PDA

View Full Version : Remove Duplicate Lines in a file



nmuntz
9th January 2009, 14:09
Hi,

Can somebody point me in the right direction on what would be some of the most efficient ways of removing duplicate lines in a file? I probably won't be loading files bigger than 5 mb, but still I would like to do it as efficiently as possible.

Thanks a lot in advance !

Boron
9th January 2009, 15:16
1.) I would use a QCryptographicHash to calculate a hash over each line.
2.) I would store the hashes together with their corresponding line number in a QList (or any other generic container; access should be fast for the next step).
3.) I would sort the QList using qSort from QtAlgorithms.
4.) I would iterate over the QList and compare the current element with the "next" element (if any). If next is identical, you know the line number of a duplicate line in your text file.

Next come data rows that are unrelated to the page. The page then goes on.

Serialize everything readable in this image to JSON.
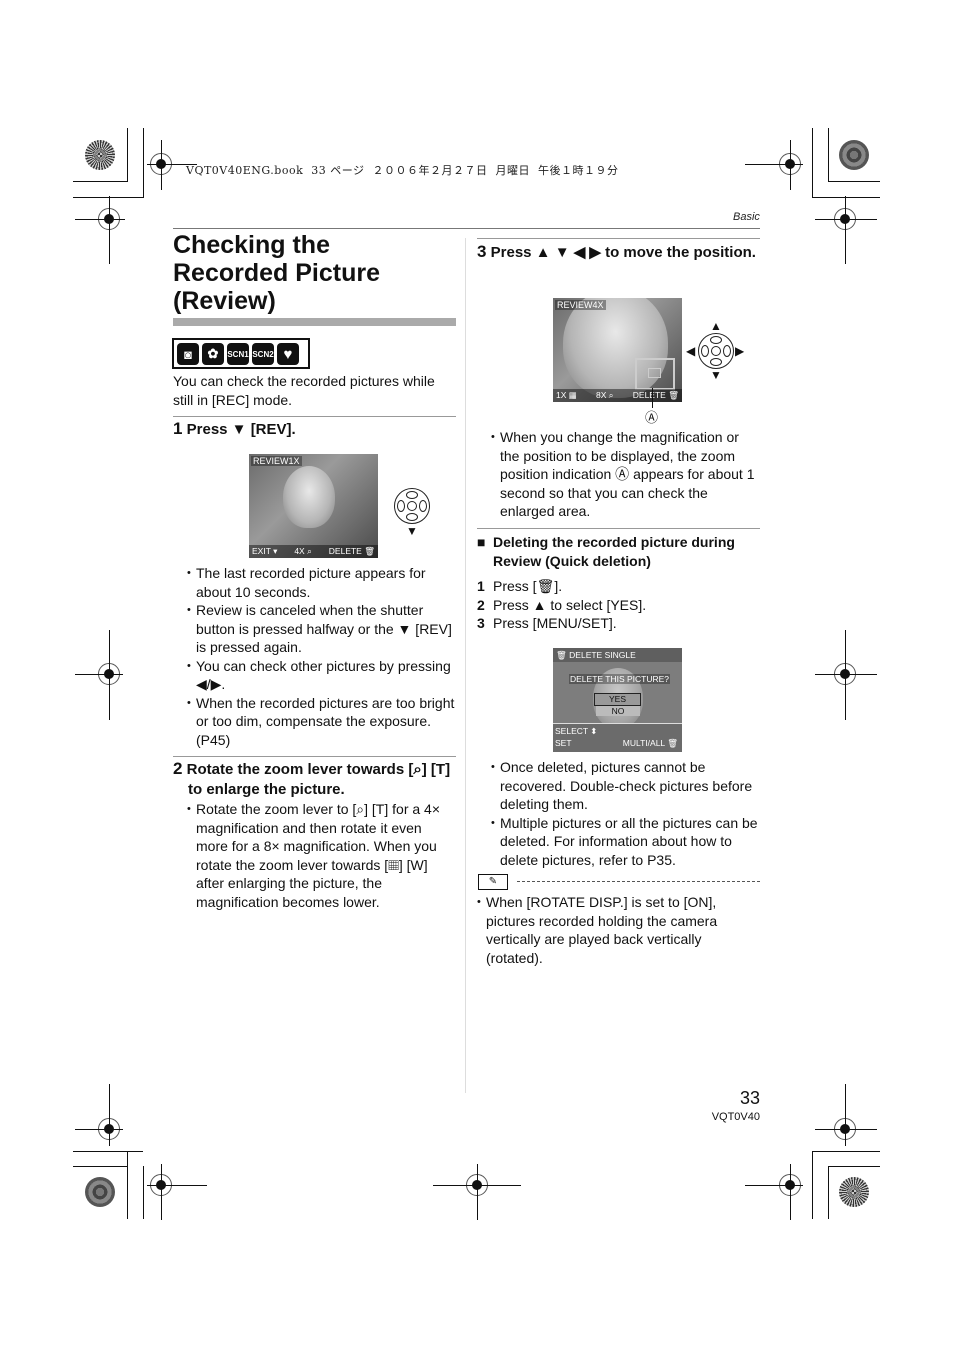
{
  "print_header": "VQT0V40ENG.book  33 ページ  ２００６年２月２７日  月曜日  午後１時１９分",
  "section_label": "Basic",
  "title": "Checking the Recorded Picture (Review)",
  "title_lines": [
    "Checking the",
    "Recorded Picture",
    "(Review)"
  ],
  "mode_icons": [
    {
      "name": "camera-mode-icon",
      "label": "◙"
    },
    {
      "name": "macro-mode-icon",
      "label": "✿"
    },
    {
      "name": "scn1-mode-icon",
      "label": "SCN1"
    },
    {
      "name": "scn2-mode-icon",
      "label": "SCN2"
    },
    {
      "name": "heart-mode-icon",
      "label": "♥"
    }
  ],
  "intro": "You can check the recorded pictures while still in [REC] mode.",
  "step1": {
    "num": "1",
    "text": "Press ▼ [REV].",
    "screen": {
      "top": "REVIEW1X",
      "bottom_left": "EXIT ▾",
      "bottom_mid": "4X ⌕",
      "bottom_right": "DELETE 🗑"
    },
    "bullets": [
      "The last recorded picture appears for about 10 seconds.",
      "Review is canceled when the shutter button is pressed halfway or the ▼ [REV] is pressed again.",
      "You can check other pictures by pressing ◀/▶.",
      "When the recorded pictures are too bright or too dim, compensate the exposure. (P45)"
    ]
  },
  "step2": {
    "num": "2",
    "text": "Rotate the zoom lever towards [⌕] [T] to enlarge the picture.",
    "bullets": [
      "Rotate the zoom lever to [⌕] [T] for a 4× magnification and then rotate it even more for a 8× magnification. When you rotate the zoom lever towards [▦] [W] after enlarging the picture, the magnification becomes lower."
    ]
  },
  "step3": {
    "num": "3",
    "text": "Press ▲ ▼ ◀ ▶ to move the position.",
    "screen": {
      "top": "REVIEW4X",
      "bottom_left": "1X ▦",
      "bottom_mid": "8X ⌕",
      "bottom_right": "DELETE 🗑"
    },
    "callout": "Ⓐ",
    "bullets": [
      "When you change the magnification or the position to be displayed, the zoom position indication Ⓐ appears for about 1 second so that you can check the enlarged area."
    ]
  },
  "quick_delete": {
    "heading": "Deleting the recorded picture during Review (Quick deletion)",
    "steps": [
      {
        "n": "1",
        "text": "Press [🗑]."
      },
      {
        "n": "2",
        "text": "Press ▲ to select [YES]."
      },
      {
        "n": "3",
        "text": "Press [MENU/SET]."
      }
    ],
    "screen": {
      "header": "DELETE SINGLE",
      "question": "DELETE THIS PICTURE?",
      "yes": "YES",
      "no": "NO",
      "select": "SELECT ⬍",
      "set": "SET",
      "multi": "MULTI/ALL 🗑"
    },
    "bullets": [
      "Once deleted, pictures cannot be recovered. Double-check pictures before deleting them.",
      "Multiple pictures or all the pictures can be deleted. For information about how to delete pictures, refer to P35."
    ]
  },
  "note": {
    "icon": "✎",
    "text": "When [ROTATE DISP.] is set to [ON], pictures recorded holding the camera vertically are played back vertically (rotated)."
  },
  "footer": {
    "page": "33",
    "code": "VQT0V40"
  }
}
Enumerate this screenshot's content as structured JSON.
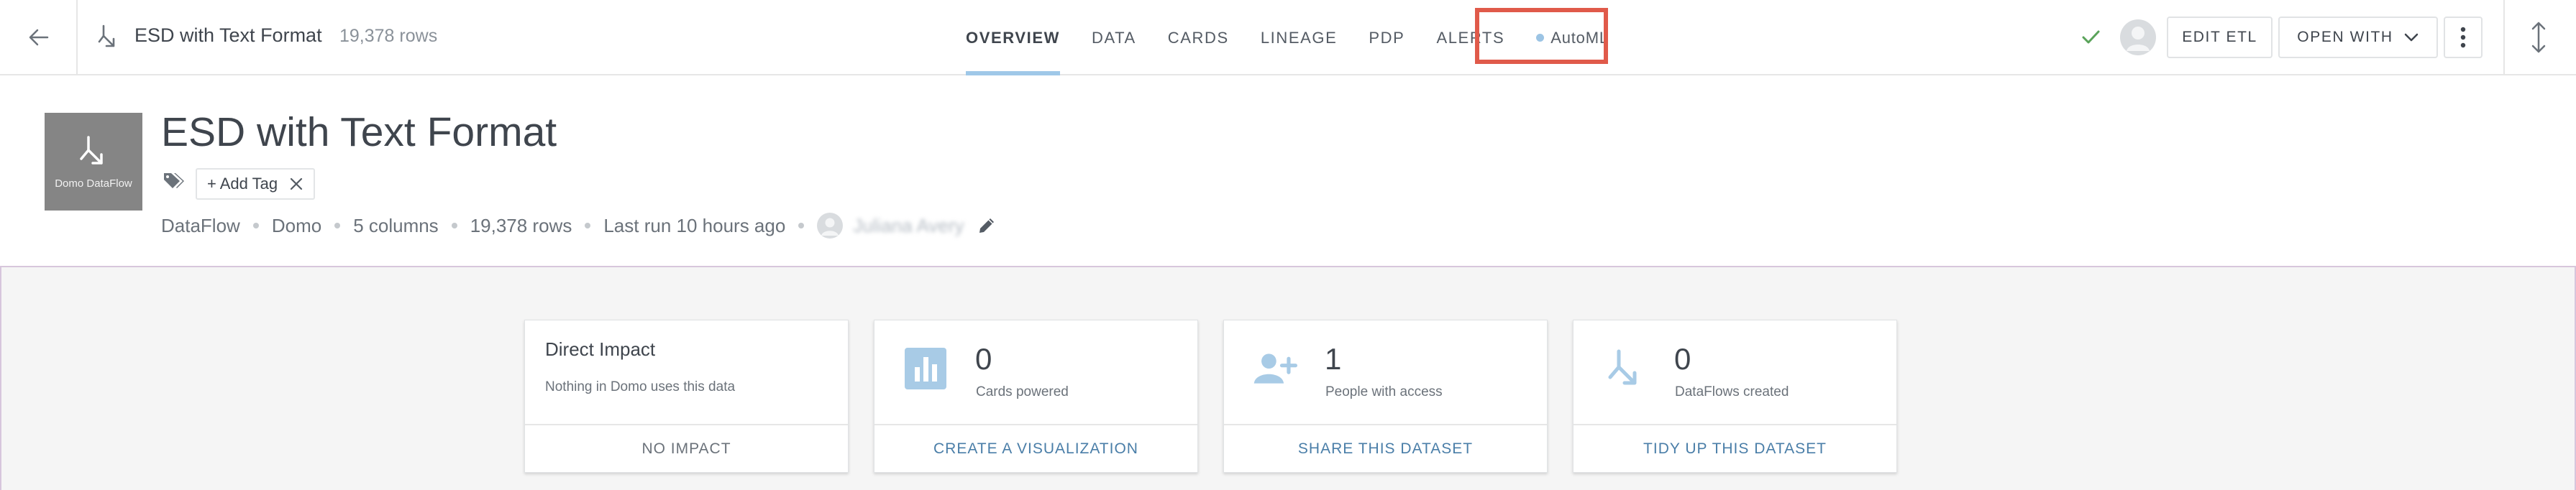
{
  "topbar": {
    "dataset_name": "ESD with Text Format",
    "row_count": "19,378 rows",
    "tabs": [
      {
        "label": "OVERVIEW",
        "active": true
      },
      {
        "label": "DATA",
        "active": false
      },
      {
        "label": "CARDS",
        "active": false
      },
      {
        "label": "LINEAGE",
        "active": false
      },
      {
        "label": "PDP",
        "active": false
      },
      {
        "label": "ALERTS",
        "active": false
      },
      {
        "label": "AutoML",
        "active": false,
        "highlighted": true
      }
    ],
    "edit_etl_label": "EDIT ETL",
    "open_with_label": "OPEN WITH",
    "status_icon": "check-icon",
    "highlight_color": "#e05a4a",
    "accent_color": "#9fc8e8"
  },
  "header": {
    "tile_label": "Domo DataFlow",
    "title": "ESD with Text Format",
    "add_tag_label": "+ Add Tag",
    "meta": {
      "type": "DataFlow",
      "source": "Domo",
      "columns": "5 columns",
      "rows": "19,378 rows",
      "last_run": "Last run 10 hours ago",
      "owner": "Juliana Avery"
    }
  },
  "cards": {
    "impact": {
      "title": "Direct Impact",
      "description": "Nothing in Domo uses this data",
      "footer": "NO IMPACT"
    },
    "cards_powered": {
      "value": "0",
      "label": "Cards powered",
      "footer": "CREATE A VISUALIZATION",
      "icon": "bar-chart-icon"
    },
    "people_access": {
      "value": "1",
      "label": "People with access",
      "footer": "SHARE THIS DATASET",
      "icon": "add-person-icon"
    },
    "dataflows_created": {
      "value": "0",
      "label": "DataFlows created",
      "footer": "TIDY UP THIS DATASET",
      "icon": "dataflow-icon"
    }
  }
}
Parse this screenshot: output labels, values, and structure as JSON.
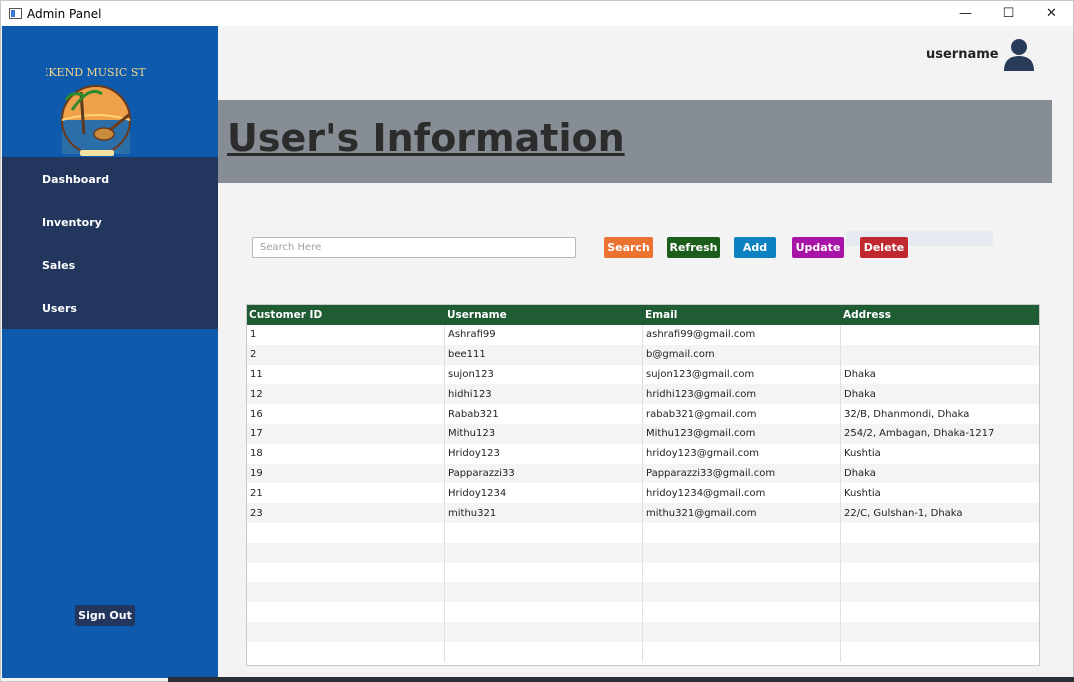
{
  "window": {
    "title": "Admin Panel",
    "controls": [
      "—",
      "☐",
      "✕"
    ]
  },
  "sidebar": {
    "logo_text": "WEEKEND MUSIC STORE",
    "items": [
      {
        "label": "Dashboard"
      },
      {
        "label": "Inventory"
      },
      {
        "label": "Sales"
      },
      {
        "label": "Users"
      }
    ],
    "signout_label": "Sign Out"
  },
  "header": {
    "username": "username"
  },
  "banner": {
    "title": "User's Information"
  },
  "toolbar": {
    "search_placeholder": "Search Here",
    "buttons": [
      {
        "label": "Search",
        "color": "#ec7232"
      },
      {
        "label": "Refresh",
        "color": "#1d5d1c"
      },
      {
        "label": "Add",
        "color": "#0e81c1"
      },
      {
        "label": "Update",
        "color": "#a814a8"
      },
      {
        "label": "Delete",
        "color": "#c0282f"
      }
    ]
  },
  "table": {
    "columns": [
      "Customer ID",
      "Username",
      "Email",
      "Address"
    ],
    "rows": [
      [
        "1",
        "Ashrafi99",
        "ashrafi99@gmail.com",
        ""
      ],
      [
        "2",
        "bee111",
        "b@gmail.com",
        ""
      ],
      [
        "11",
        "sujon123",
        "sujon123@gmail.com",
        "Dhaka"
      ],
      [
        "12",
        "hidhi123",
        "hridhi123@gmail.com",
        "Dhaka"
      ],
      [
        "16",
        "Rabab321",
        "rabab321@gmail.com",
        "32/B, Dhanmondi, Dhaka"
      ],
      [
        "17",
        "Mithu123",
        "Mithu123@gmail.com",
        "254/2, Ambagan, Dhaka-1217"
      ],
      [
        "18",
        "Hridoy123",
        "hridoy123@gmail.com",
        "Kushtia"
      ],
      [
        "19",
        "Papparazzi33",
        "Papparazzi33@gmail.com",
        "Dhaka"
      ],
      [
        "21",
        "Hridoy1234",
        "hridoy1234@gmail.com",
        "Kushtia"
      ],
      [
        "23",
        "mithu321",
        "mithu321@gmail.com",
        "22/C, Gulshan-1, Dhaka"
      ],
      [
        "",
        "",
        "",
        ""
      ],
      [
        "",
        "",
        "",
        ""
      ],
      [
        "",
        "",
        "",
        ""
      ],
      [
        "",
        "",
        "",
        ""
      ],
      [
        "",
        "",
        "",
        ""
      ],
      [
        "",
        "",
        "",
        ""
      ],
      [
        "",
        "",
        "",
        ""
      ]
    ]
  },
  "colors": {
    "sidebar": "#0e5aad",
    "nav": "#22365e",
    "banner": "#878d94",
    "table_header": "#1f5c33"
  }
}
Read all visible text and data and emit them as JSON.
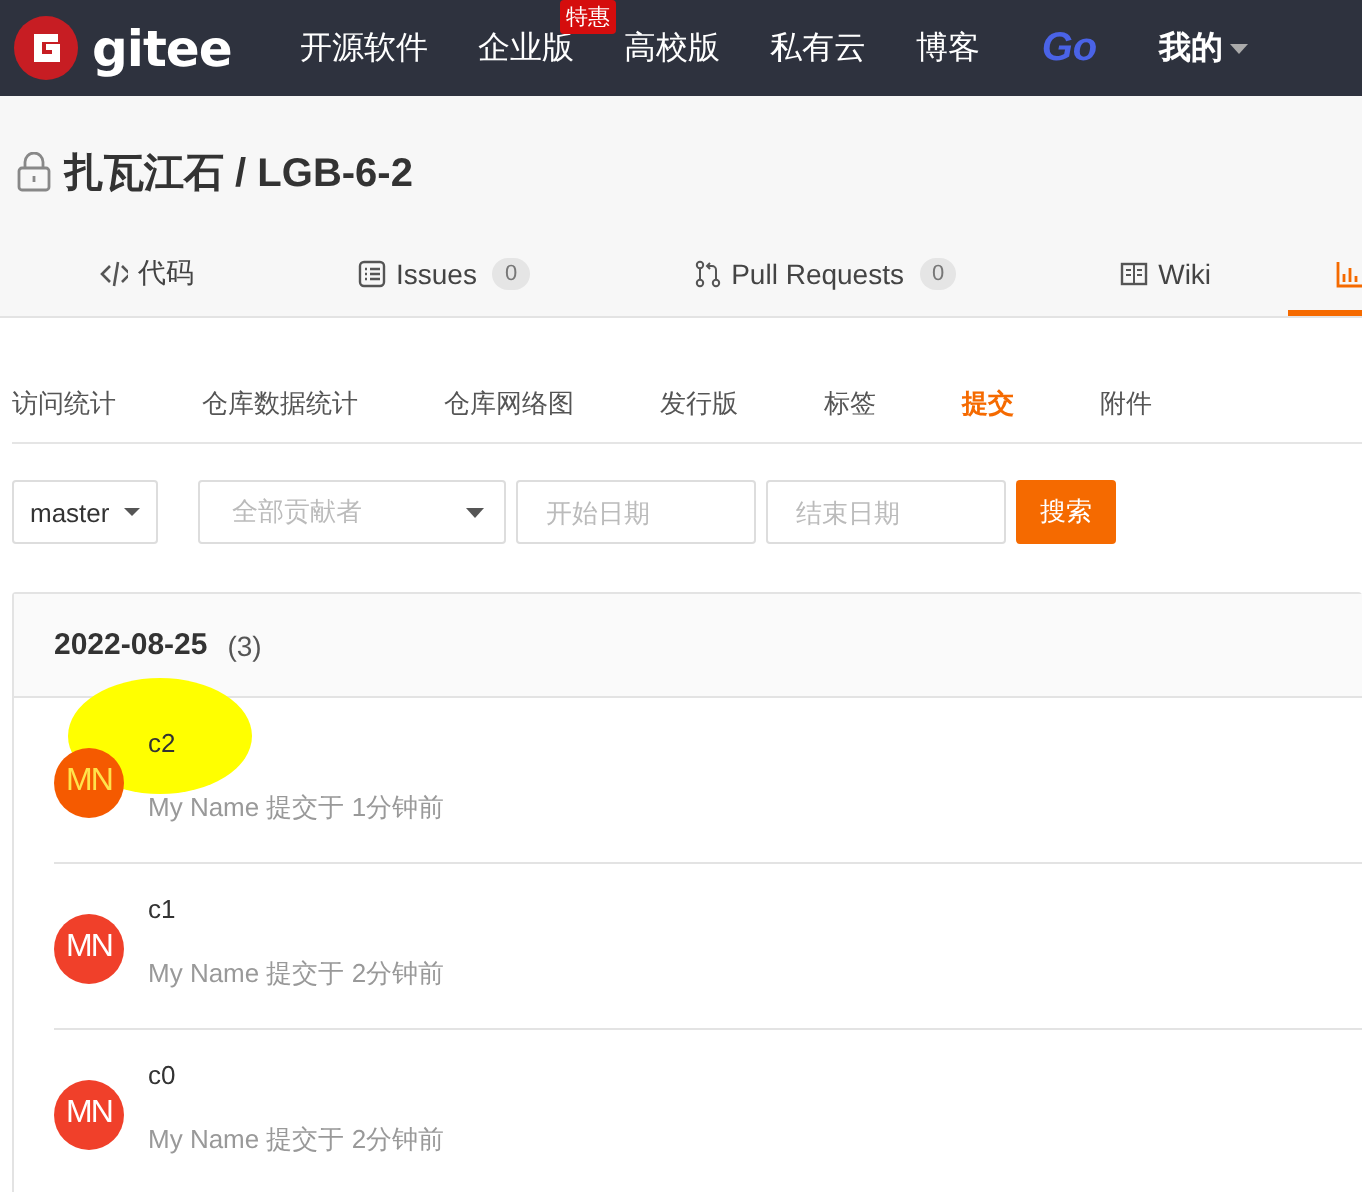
{
  "top_nav": {
    "logo": "gitee",
    "items": [
      {
        "label": "开源软件",
        "kind": "link"
      },
      {
        "label": "企业版",
        "kind": "link",
        "badge": "特惠"
      },
      {
        "label": "高校版",
        "kind": "link"
      },
      {
        "label": "私有云",
        "kind": "link"
      },
      {
        "label": "博客",
        "kind": "link"
      },
      {
        "label": "Go",
        "kind": "logo"
      },
      {
        "label": "我的",
        "kind": "menu"
      }
    ]
  },
  "repo": {
    "title": "扎瓦江石 / LGB-6-2",
    "private": true
  },
  "tabs": [
    {
      "label": "代码",
      "kind": "code",
      "selected": false
    },
    {
      "label": "Issues",
      "kind": "issues",
      "count": "0",
      "selected": false
    },
    {
      "label": "Pull Requests",
      "kind": "pulls",
      "count": "0",
      "selected": false
    },
    {
      "label": "Wiki",
      "kind": "wiki",
      "selected": false
    },
    {
      "kind": "stats",
      "selected": true
    }
  ],
  "sub_nav": [
    {
      "label": "访问统计",
      "selected": false
    },
    {
      "label": "仓库数据统计",
      "selected": false
    },
    {
      "label": "仓库网络图",
      "selected": false
    },
    {
      "label": "发行版",
      "selected": false
    },
    {
      "label": "标签",
      "selected": false
    },
    {
      "label": "提交",
      "selected": true
    },
    {
      "label": "附件",
      "selected": false
    }
  ],
  "filters": {
    "branch": "master",
    "contributors": {
      "placeholder": "全部贡献者"
    },
    "start_date": {
      "placeholder": "开始日期"
    },
    "end_date": {
      "placeholder": "结束日期"
    },
    "search_button": "搜索"
  },
  "commit_groups": [
    {
      "date": "2022-08-25",
      "count": "(3)",
      "commits": [
        {
          "title": "c2",
          "avatar": "MN",
          "meta": "My Name 提交于 1分钟前",
          "highlighted": true
        },
        {
          "title": "c1",
          "avatar": "MN",
          "meta": "My Name 提交于 2分钟前",
          "highlighted": false
        },
        {
          "title": "c0",
          "avatar": "MN",
          "meta": "My Name 提交于 2分钟前",
          "highlighted": false
        }
      ]
    }
  ]
}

(I hope hashes can be compared faster than strings).

That's what I would do.
I think this could be done faster. But if you're not dealing with millions of lines it should be OK.

maverick_pol
11th January 2009, 19:00
Hi,

There is a good example, based on C(not so Qt dependent) and you can easily port in to C++ streams, in the "ADVANCE C" Peter D.Hipson book( look for "PURGING"); of course the idea above sounds good and is using Qt and everyone here likes QT.


good luck.

wysota
11th January 2009, 20:49
Cryptographic hash is to complex. Here is something much simpler:


QFile f;
f.open(QFile::ReadOnly|QFile::Text);
QFile out;
out.open(QFile::WriteOnly|QFile::Text);
QSet<int> linesSeen;
while(!f.atEnd()){
QString s = f.readLine();
int h = qHash(s);
if(linesSeen.contains(h)) continue;
linesSeen << h;
out.write(s);
}
f.close();
out.close();

nmuntz
12th January 2009, 01:04
Cryptographic hash is to complex. Here is something much simpler:


QFile f;
f.open(QFile::ReadOnly|QFile::Text);
QFile out;
out.open(QFile::WriteOnly|QFile::Text);
QSet<int> linesSeen;
while(!f.atEnd()){
QString s = f.readLine();
int h = qHash(s);
if(linesSeen.contains(h)) continue;
linesSeen << h;
out.write(s);
}
f.close();
out.close();

Agreed. I tried to look into the cryptographic solution but I gave up on it, as it was too complicated.
Your solution is working great!!!

Thank you very much!